FSM SOLID analysis and recommendations¶
This document reviews the finite state machine (FSM) design in TA.Utils.Core.StateMachine with respect to the SOLID principles, and proposes pragmatic improvements. It assumes familiarity with Finite State Machine as implemented in this repository.
Summary - The design is clean and pragmatic: small, composable abstractions, with a clear split between "state" and "machine" and sensible use of observability. - The main areas to tighten are: concurrency safety and visibility across threads, transition error handling (especially exceptions from a state’s RunAsync), resource disposal, and API shape.
Strengths (per SOLID)
- Single Responsibility
- IState
encapsulates a state’s lifecycle: enter, run, exit, with a clear cancellation boundary.
- IFiniteStateMachine\<TState\>
focuses on orchestration and observation (start/stop/transition + observability).

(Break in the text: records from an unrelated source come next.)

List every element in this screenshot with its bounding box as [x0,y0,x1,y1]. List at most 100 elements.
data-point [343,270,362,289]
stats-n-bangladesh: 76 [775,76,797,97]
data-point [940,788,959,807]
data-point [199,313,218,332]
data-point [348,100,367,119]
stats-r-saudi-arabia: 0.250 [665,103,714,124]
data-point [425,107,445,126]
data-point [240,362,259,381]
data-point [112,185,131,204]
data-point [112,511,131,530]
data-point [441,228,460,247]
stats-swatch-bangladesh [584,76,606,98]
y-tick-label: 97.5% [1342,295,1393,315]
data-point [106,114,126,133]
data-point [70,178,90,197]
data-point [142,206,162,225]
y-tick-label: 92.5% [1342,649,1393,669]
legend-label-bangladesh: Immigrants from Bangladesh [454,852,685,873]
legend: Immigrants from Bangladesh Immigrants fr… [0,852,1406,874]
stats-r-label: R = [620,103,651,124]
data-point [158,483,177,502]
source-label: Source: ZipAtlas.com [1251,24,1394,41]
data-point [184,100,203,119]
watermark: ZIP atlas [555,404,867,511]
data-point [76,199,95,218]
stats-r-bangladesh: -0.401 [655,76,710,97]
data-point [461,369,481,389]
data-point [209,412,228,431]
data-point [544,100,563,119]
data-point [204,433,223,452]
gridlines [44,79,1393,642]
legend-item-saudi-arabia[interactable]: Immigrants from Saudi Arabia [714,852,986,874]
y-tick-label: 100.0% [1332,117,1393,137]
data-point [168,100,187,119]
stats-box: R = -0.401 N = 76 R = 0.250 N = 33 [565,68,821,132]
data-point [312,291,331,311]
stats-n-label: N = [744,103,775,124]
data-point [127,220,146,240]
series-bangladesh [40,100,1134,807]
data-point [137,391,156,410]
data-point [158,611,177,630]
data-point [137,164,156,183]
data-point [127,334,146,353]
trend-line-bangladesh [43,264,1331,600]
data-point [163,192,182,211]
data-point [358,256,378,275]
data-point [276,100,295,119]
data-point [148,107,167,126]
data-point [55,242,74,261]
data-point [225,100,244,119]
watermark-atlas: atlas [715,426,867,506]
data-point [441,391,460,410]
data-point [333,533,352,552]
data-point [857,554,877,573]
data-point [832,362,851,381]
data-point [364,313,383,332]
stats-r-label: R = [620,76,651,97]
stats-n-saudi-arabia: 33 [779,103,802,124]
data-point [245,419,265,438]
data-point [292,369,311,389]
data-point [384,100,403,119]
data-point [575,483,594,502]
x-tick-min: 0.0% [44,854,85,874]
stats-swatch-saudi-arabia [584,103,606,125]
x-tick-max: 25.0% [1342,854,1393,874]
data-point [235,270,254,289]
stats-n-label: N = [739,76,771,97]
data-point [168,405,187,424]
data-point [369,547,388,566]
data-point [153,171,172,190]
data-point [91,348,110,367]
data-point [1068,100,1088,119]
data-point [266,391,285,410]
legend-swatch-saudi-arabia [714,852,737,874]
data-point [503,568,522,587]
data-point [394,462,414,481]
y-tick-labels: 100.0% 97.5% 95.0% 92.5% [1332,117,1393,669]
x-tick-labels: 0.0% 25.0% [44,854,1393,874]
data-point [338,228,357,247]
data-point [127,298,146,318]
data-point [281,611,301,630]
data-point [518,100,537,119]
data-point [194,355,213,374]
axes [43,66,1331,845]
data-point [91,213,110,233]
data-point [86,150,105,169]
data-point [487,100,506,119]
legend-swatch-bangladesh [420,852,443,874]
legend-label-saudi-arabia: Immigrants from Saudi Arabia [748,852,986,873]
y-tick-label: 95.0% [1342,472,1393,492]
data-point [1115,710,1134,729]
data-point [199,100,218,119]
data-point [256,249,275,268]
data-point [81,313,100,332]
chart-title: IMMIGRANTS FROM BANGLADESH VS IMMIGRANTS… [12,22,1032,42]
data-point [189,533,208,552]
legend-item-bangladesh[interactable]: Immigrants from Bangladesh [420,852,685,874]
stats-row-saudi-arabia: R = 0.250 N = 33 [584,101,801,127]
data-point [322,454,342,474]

- FiniteStateMachine\<TState\>
centralises transition sequencing: cancel current, wait, exit, enter, run next.
- Open–Closed
- Virtual methods permit extension via subclassing without modifying core code.
- Logging depends on ILog
and remains pluggable.
- Liskov Substitution
- The IState
contract is straightforward; implementations can substitute so long as they honour cancellation and lifecycle hooks.
- Interface Segregation
- IState
and IFiniteStateMachine\<TState\>
are small and coherent.
- Dependency Inversion
- Depends on abstractions (IState
, ILog
, IObservable
) rather than concrete frameworks.
Weaknesses and risks
- Scope creep in the core class (SRP pressure)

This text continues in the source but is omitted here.